Submitted by Griffin Bay Bookstore
Griffin Bay Bookstore is proud to announce that San Juan Island author Thor Hanson has won his third Pacific Northwest Booksellers Association award, receiving the 2019 PNBA award for “Buzz: The Nature and Necessity of Bees.”
Join the Griffin Bay Bookstore employees at the San Juan Island Library when the bookstore presents the prize to Thor Hanson on Wednesday, March 27 at 7 p.m. Following the award presentation, Thor will regale the audience by talking about “Buzz” and all things bees.
From honeybees and bumbles to lesser-known diggers, miners, leafcutters and masons, bees have long been central to harvests, mythologies and human kind’s very existence. But for the past decade, resounding alarm about dwindling bee populations has often seemed to drown out the humming of the bees themselves. Bees are special, but few people can say much about why.
In “Buzz: The Nature and Necessity of Bees,” conservation biologist and winner of the 2019 PNBA award, Hanson takes readers on a journey that begins 125 million years ago, when a wasp first dared to feed pollen to its young. Evolving alongside flowers, bees drove the vast array of floral colors, shapes and scents that populate the landscapes. The human interaction with bees took root deep in our prehistory when early hominins sought out the sugary blast of honey at every opportunity. Bees helped spark an agricultural revolution, as hives are carried from field to field from the ancient Nile to Europe to rural America. They enabled advances in medicine and industry, and have provided crucial insights into everything from decision-making to addiction to architecture. To know the bee isn’t just to understand a fascinating and beautiful insect. It is to glimpse a profound web of relationships, great and small, that binds together the human and the natural worlds.
As he crisscrosses the continent to interview the leading researchers, farmers and beekeepers, Hanson reveals the wonder that comes from studying bees up close. He starts at The Bee Course, a workshop for conservation biologists taught by the eminent bee expert, and American Natural History Museum curator, Jerry Rozen. Later he interviews nutritional anthropologist Alyssa Crittendon, whose work has transformed the understanding of the role of honey in the diet of early humans, and Seán Brady, a Smithsonian researcher studying the complex social organization of bees.
Weaving together culture, science and history, Hanson sets the stage for understanding the modern plight of bees, from pesticides and colony collapse to climate change. In the book’s final section, he accompanies pollinator specialist Eric Lee-Mäder on a visit to a California almond grower who is working to rehabilitate local bees. As Hanson explains, in recent years scientists have made strides in understanding the threats faced by bees. Almost miraculously, these remarkable insects seem to be receptive when serious efforts are made to revive them.
About the author
Hanson is a conservation biologist and Guggenheim Fellow. He thas studied Central American trees and songbirds, nest predation in Tanzania and the grisly feeding habits of African vultures. His previous books include “The Triumph of Seeds,” which won the Phi Beta Kappa Award in Science and the Pacific Northwest Booksellers Association book awards, and “Feathers,” which won numerous awards including the 2013 John Burroughs Medal and the 2012 American Association for the Advancement of Science/Subaru Science Books and Films prize for Excellence in Science Books.

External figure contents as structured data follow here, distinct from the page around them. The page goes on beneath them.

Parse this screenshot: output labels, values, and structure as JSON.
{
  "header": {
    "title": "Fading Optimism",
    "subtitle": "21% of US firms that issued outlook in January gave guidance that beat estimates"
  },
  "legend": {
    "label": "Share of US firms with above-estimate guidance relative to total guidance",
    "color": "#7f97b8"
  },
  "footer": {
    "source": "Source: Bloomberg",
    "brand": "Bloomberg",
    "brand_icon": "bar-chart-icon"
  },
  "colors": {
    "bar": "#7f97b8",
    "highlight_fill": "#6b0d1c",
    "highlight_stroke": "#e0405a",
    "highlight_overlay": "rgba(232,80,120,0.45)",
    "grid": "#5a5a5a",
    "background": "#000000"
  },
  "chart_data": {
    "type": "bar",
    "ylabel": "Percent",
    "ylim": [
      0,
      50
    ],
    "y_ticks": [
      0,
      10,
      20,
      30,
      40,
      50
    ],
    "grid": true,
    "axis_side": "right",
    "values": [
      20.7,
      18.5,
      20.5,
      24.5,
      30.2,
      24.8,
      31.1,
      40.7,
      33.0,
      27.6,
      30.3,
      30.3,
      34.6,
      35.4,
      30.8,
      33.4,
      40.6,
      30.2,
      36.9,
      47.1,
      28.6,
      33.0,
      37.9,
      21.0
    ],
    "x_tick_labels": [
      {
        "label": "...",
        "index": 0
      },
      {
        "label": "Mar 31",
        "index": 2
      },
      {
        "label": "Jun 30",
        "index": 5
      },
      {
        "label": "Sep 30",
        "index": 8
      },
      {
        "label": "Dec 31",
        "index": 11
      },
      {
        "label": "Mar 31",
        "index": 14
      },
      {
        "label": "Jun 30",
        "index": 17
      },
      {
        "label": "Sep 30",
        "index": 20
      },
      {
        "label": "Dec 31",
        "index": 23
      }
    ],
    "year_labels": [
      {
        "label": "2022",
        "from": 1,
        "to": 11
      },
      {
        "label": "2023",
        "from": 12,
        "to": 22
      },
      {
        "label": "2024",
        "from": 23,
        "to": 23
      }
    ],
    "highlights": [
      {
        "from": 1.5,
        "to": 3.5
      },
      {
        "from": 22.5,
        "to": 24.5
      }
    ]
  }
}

Pacific Northwest Booksellers Association
The Pacific Northwest Booksellers Association is a trade association of independent booksellers, publishers, authors, and librarians, and just recently announced the winners of the 2019 Pacific Northwest Booksellers Association book awards. The awards are selected by a committee of independent booksellers from Washington, Oregon, Idaho, Montana and Alaska. From more than 400 nominations written or illustrated by creators from the Pacific Northwest and published in 2018, the committee chose six recipients, one of whom was Hanson.